EMA’s role in backing these requirements is necessary to assess the therapeutic added value related to a better PRO (which is also important for patients).
However, this may not be enough if investigators do not fully understand how a given PRO could confirm well formulated hypotheses and are not appropriately trained on the use of instruments to collect them. To ensure correct data collection throughout a trial, time and efforts must be invested to make study participants aware of the value of the information they provide with questionnaires on the definition of the overall benefit-harm profile of a new treatment. Clinical sites should be monitored and corrective measures taken to reduce missing or invalid data, which limit the robustness of the results. Even when all these specified measures are adopted, the question of data interpretation remains. To what extent a given difference is meaningful for patients depends on several factors: setting, line of therapy, patients’ values and culture. This needs to be defined and agreed by all the stakeholders [Citation4].

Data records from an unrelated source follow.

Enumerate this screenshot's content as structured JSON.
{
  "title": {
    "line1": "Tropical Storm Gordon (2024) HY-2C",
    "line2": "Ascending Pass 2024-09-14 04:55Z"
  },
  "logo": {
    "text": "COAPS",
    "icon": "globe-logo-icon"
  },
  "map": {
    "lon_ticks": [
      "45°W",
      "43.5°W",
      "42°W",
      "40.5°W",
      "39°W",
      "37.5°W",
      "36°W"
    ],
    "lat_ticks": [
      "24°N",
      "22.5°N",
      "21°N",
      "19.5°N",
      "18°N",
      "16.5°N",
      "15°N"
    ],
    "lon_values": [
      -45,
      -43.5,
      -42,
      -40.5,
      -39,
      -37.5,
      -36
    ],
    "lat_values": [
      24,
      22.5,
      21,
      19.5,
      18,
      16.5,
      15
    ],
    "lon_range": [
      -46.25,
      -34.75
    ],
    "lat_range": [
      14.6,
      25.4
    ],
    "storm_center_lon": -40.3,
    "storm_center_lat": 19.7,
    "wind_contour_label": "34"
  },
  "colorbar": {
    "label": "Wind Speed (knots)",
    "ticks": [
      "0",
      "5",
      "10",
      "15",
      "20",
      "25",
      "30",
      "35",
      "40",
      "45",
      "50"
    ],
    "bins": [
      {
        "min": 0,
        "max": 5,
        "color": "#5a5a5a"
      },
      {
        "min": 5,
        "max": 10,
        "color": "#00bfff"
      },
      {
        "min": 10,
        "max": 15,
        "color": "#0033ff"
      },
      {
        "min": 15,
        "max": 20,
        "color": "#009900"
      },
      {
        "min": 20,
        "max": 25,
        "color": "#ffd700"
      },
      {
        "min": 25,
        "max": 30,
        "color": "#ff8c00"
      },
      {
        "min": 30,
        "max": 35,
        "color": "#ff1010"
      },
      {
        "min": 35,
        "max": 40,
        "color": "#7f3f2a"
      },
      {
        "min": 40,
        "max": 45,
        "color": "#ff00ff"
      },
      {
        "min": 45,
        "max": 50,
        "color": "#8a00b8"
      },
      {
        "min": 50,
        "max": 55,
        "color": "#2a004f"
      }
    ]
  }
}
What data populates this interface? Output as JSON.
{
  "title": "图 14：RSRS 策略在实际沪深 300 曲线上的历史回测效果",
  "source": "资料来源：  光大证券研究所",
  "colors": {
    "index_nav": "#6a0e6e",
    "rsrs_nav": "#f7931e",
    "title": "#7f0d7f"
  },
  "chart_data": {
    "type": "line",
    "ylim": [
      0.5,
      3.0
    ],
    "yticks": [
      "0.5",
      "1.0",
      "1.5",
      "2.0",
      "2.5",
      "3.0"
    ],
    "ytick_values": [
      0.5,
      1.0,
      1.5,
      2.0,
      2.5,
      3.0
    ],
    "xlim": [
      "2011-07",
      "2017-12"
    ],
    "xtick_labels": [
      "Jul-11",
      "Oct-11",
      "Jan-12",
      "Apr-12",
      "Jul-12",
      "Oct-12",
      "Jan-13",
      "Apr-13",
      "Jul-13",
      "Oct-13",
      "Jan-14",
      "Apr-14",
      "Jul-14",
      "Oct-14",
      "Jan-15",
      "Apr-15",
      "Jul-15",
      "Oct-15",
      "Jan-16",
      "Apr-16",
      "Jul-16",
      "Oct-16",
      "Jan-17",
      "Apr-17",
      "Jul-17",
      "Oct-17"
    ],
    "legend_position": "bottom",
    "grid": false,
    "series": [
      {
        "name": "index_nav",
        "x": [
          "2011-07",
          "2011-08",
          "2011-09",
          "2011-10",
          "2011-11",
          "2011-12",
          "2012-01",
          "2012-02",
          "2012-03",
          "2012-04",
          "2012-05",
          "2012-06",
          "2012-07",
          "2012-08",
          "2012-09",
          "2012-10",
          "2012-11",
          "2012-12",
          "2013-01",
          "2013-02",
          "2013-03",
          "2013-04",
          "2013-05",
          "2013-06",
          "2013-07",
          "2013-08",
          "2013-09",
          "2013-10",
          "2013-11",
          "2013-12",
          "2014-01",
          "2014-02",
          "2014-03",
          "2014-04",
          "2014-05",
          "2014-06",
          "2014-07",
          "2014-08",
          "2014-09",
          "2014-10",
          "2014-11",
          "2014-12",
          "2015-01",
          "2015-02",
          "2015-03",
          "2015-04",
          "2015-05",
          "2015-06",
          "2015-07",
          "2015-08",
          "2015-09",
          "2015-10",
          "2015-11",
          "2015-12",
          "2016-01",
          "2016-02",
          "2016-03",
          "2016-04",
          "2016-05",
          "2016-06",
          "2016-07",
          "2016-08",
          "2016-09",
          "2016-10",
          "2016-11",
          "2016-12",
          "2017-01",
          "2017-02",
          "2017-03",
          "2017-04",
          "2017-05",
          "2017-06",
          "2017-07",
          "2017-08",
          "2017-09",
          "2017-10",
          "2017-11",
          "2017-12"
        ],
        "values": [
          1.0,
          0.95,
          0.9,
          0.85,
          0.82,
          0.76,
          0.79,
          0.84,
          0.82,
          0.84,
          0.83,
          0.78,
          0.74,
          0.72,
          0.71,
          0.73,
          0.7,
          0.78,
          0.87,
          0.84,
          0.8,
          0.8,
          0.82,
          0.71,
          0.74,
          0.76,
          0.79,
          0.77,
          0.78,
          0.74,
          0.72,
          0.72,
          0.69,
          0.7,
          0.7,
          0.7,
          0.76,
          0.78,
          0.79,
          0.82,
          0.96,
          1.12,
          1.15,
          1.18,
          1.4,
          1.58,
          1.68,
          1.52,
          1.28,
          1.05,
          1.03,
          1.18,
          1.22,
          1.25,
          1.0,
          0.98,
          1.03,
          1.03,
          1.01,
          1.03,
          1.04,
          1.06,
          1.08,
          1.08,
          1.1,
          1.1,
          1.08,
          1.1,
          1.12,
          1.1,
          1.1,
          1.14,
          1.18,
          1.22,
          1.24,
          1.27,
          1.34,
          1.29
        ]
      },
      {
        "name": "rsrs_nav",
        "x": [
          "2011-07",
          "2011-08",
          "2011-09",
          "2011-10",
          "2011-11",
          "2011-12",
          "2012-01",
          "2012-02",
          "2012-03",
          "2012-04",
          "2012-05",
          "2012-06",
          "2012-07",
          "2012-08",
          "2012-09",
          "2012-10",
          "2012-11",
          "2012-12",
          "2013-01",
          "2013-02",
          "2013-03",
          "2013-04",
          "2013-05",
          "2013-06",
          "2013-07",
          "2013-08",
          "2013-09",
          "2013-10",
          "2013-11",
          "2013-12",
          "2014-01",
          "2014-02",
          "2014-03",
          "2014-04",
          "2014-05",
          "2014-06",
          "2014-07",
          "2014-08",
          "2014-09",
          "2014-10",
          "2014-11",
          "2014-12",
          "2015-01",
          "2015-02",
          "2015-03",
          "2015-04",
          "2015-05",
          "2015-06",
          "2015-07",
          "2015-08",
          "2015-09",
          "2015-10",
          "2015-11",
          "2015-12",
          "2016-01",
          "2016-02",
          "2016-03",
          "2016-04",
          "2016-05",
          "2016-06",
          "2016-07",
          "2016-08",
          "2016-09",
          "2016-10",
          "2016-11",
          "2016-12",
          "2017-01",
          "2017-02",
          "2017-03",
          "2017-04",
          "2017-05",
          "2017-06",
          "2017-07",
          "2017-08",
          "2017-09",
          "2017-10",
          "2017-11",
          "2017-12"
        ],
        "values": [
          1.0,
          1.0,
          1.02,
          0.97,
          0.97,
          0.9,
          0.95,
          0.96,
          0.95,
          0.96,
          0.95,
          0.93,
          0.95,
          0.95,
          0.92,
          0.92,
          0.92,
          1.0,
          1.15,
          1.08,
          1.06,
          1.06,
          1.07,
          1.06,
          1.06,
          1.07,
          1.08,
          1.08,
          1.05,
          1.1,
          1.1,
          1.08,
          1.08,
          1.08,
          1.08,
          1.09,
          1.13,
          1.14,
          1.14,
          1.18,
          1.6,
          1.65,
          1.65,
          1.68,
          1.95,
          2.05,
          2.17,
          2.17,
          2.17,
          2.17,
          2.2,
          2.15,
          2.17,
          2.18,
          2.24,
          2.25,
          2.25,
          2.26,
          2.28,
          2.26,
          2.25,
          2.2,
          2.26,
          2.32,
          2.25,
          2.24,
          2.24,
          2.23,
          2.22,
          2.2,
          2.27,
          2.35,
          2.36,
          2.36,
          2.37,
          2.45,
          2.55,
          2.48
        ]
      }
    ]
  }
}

PROs can contribute greatly to decision making, but only if investigators and patients’ representatives are fully engaged in the discussion about their importance at the same table.
Acknowledgments
The authors thank J. D. Baggott for editing.
Disclosure statement
None of the authors have financial or non-financial personal competing interests to be declared.
Funding
This paper was supported by institutional funds of the Mario Negri Institute.
References
- European Medicines Agency. Appendix 2 to the guideline on the evaluation of anticancer medicinal products in man. The use of patient-reported outcome (PRO) measures in oncology studies. 2016. http://www.ema.europa.eu/docs/en_GB/document_library/Other/2016/04/WC500205159.pdf (accessed May 17, 2016).
- Consensus-based standards for the selection of health measurement instruments. 2010. http://www.cosmin.nl/ (accessed May 17, 2016).
- Staniszewska S, Haywood KL, Brett J, et al. Patient and public involvement in patient-reported outcome measures: evolution not revolution. Patient 2012;5:79–87.
- Revicki D, Hays RD, Cella D, et al. Recommended methods for determining responsiveness and minimally important differences for patient-reported outcomes. J Clin Epidemiol 2008;61:102–9.